The 118-strain CAVD pseudovirion panel (15, 16) was used to measure inhibitor breadth using TZM-BL indicator cells as described.

CPT31 Plasma Concentration Measurements.

CPT31 plasma levels were measured using an LC-MS bioanalytical assay similar to the protocol previously described (6). All measurements were made using an Agilent Infinity 1290 high-performance liquid chromatography (HPLC) system and Agilent 6545A quadrupole time-of-flight mass spectrometer with a dual Jet Spray source. Samples (200 µL) were taken from flash-frozen plasma samples (stored at −80 °C). Plasma proteins were precipitated by the addition of 500 µL 2% NH₄OH in acetonitrile. After centrifugation to remove precipitated plasma proteins, 500 to 650 µL of supernatant was transferred to a Waters Oasis MAX 96-well plate (mixed-mode strong anion exchange) and washed with 500 µL 2% NH₄OH in water followed by 500 µL methanol. CPT31 was eluted using 2 × 25 µL 2% formic acid in methanol (for PrEP samples) or 2 × 25 µL or 50 µL 6% formic acid in methanol for the ART rebound samples and treatment samples, respectively.
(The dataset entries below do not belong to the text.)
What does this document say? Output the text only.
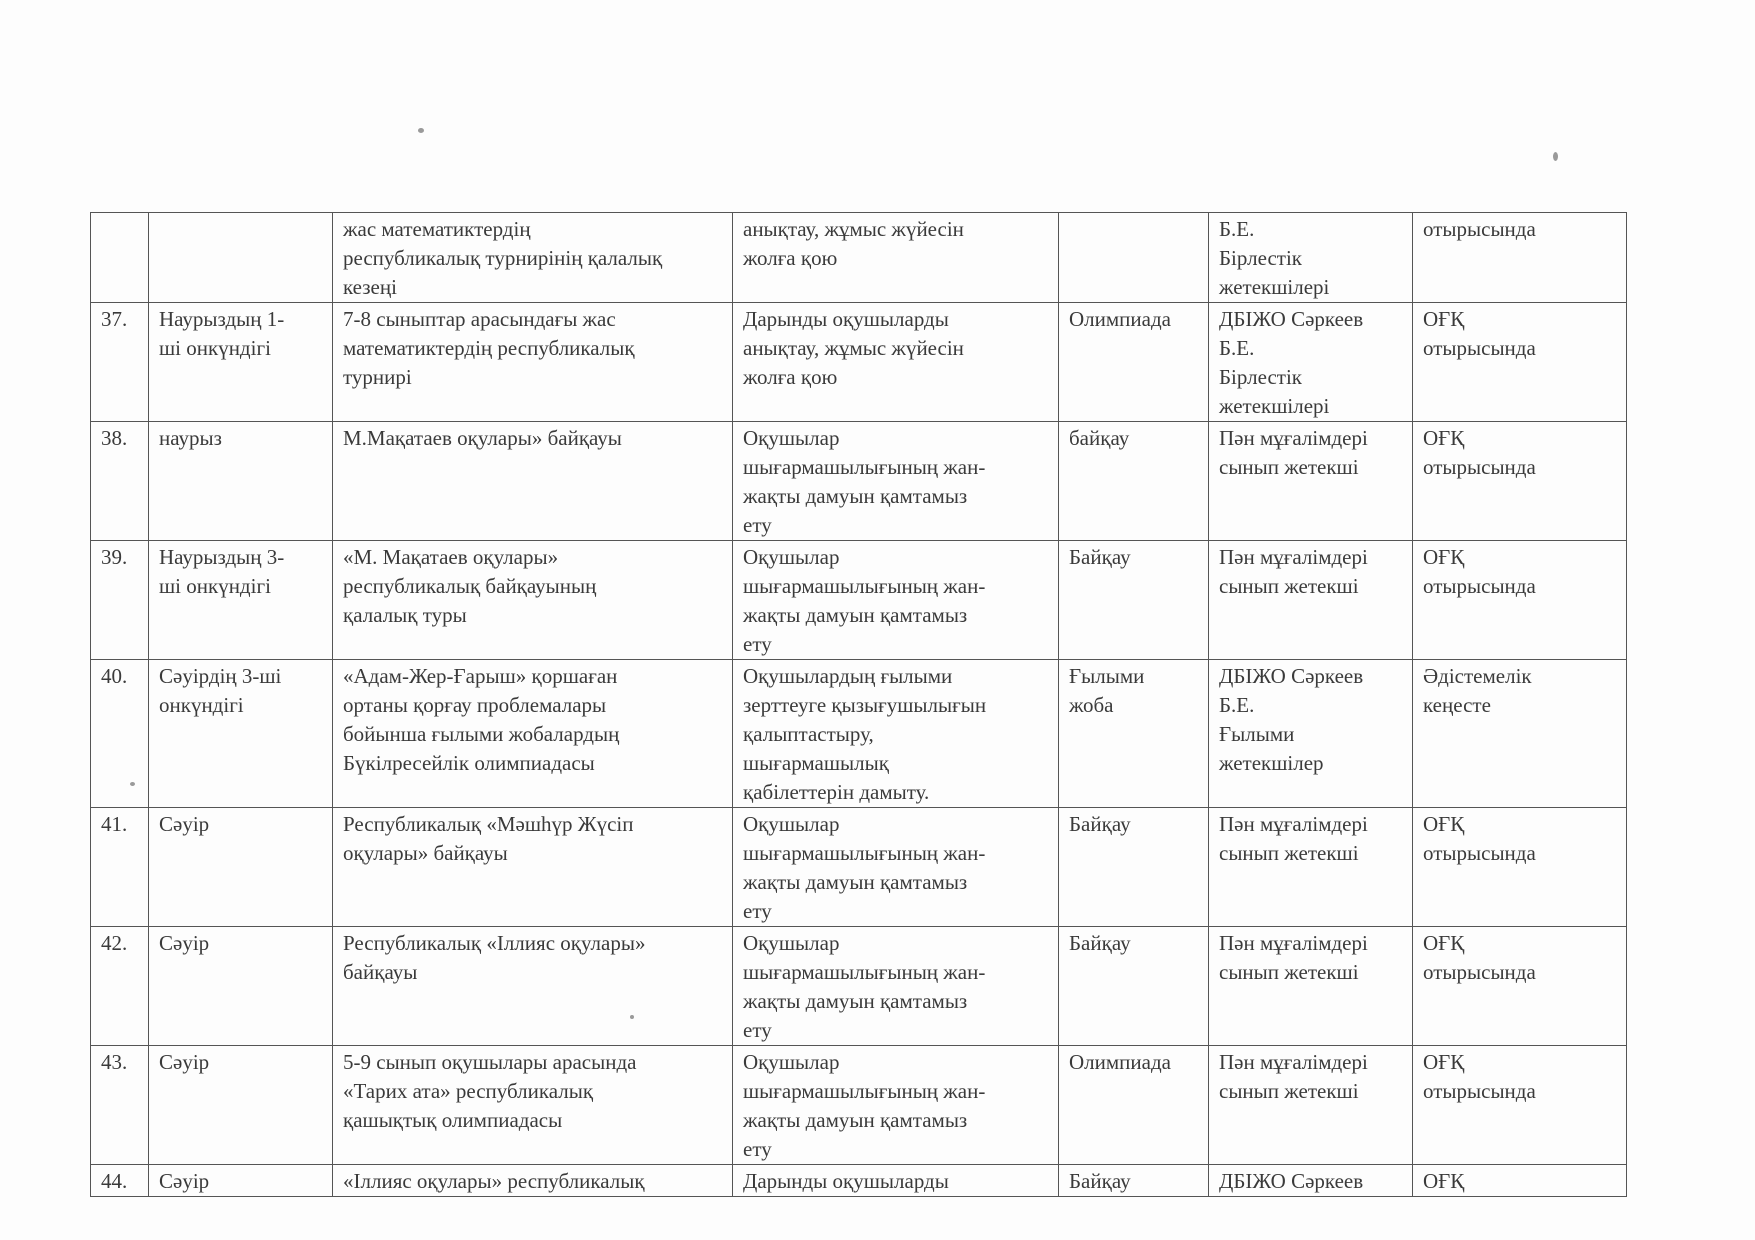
		жас математиктердің
республикалық турнирінің қалалық
кезеңі	анықтау, жұмыс жүйесін
жолға қою		Б.Е.
Бірлестік
жетекшілері	отырысында

37.	Наурыздың 1-
ші онкүндігі	7-8 сыныптар арасындағы жас
математиктердің республикалық
турнирі	Дарынды оқушыларды
анықтау, жұмыс жүйесін
жолға қою	Олимпиада	ДБІЖО Сәркеев
Б.Е.
Бірлестік
жетекшілері	ОҒҚ
отырысында

38.	наурыз	М.Мақатаев оқулары» байқауы	Оқушылар
шығармашылығының жан-
жақты дамуын қамтамыз
ету	байқау	Пән мұғалімдері
сынып жетекші	ОҒҚ
отырысында

39.	Наурыздың 3-
ші онкүндігі	«М. Мақатаев оқулары»
республикалық байқауының
қалалық туры	Оқушылар
шығармашылығының жан-
жақты дамуын қамтамыз
ету	Байқау	Пән мұғалімдері
сынып жетекші	ОҒҚ
отырысында

40.	Сәуірдің 3-ші
онкүндігі	«Адам-Жер-Ғарыш» қоршаған
ортаны қорғау проблемалары
бойынша ғылыми жобалардың
Бүкілресейлік олимпиадасы	Оқушылардың ғылыми
зерттеуге қызығушылығын
қалыптастыру,
шығармашылық
қабілеттерін дамыту.	Ғылыми
жоба	ДБІЖО Сәркеев
Б.Е.
Ғылыми
жетекшілер	Әдістемелік
кеңесте

41.	Сәуір	Республикалық «Мәшһүр Жүсіп
оқулары» байқауы	Оқушылар
шығармашылығының жан-
жақты дамуын қамтамыз
ету	Байқау	Пән мұғалімдері
сынып жетекші	ОҒҚ
отырысында

42.	Сәуір	Республикалық «Іллияс оқулары»
байқауы	Оқушылар
шығармашылығының жан-
жақты дамуын қамтамыз
ету	Байқау	Пән мұғалімдері
сынып жетекші	ОҒҚ
отырысында

43.	Сәуір	5-9 сынып оқушылары арасында
«Тарих ата» республикалық
қашықтық олимпиадасы	Оқушылар
шығармашылығының жан-
жақты дамуын қамтамыз
ету	Олимпиада	Пән мұғалімдері
сынып жетекші	ОҒҚ
отырысында

44.	Сәуір	«Іллияс оқулары» республикалық	Дарынды оқушыларды	Байқау	ДБІЖО Сәркеев	ОҒҚ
One to three microliters of this sample was loaded onto an Agilent Accucore 150 C4 HPLC column (2.1 × 50 mm, 2.6-µm pore size). CPT31 was eluted using a gradient between buffer A (20 mM ammonium bicarbonate, pH 7.9, in water) and buffer B (acetonitrile). The column was run at 40 °C at 0.45 mL/min. Plasma samples were spiked with an internal standard, CPT31-IS (heavy version of CPT31 with Gly appended to the N terminus of each of the three PIE12 d-peptides in CPT31; +171.1 Da compared with CPT31; 5 to 25 nM). CPT31 and CPT31-IS were monitored using their +6 ions (m/z 1508.5791 and 1537.0899, respectively). The lower limit of quantitation using this method was ∼1 nM. Samples were analyzed against an eight-point standard curve of CPT31 fit to a quadratic equation. All data were normalized to the IS, except for samples from the ART rebound study, in which significant IS suppression was observed at high CPT31 concentrations, and the IS was not required to generate a high-quality standard curve.

Data Availability.

All study data are included in the article and SI Appendix.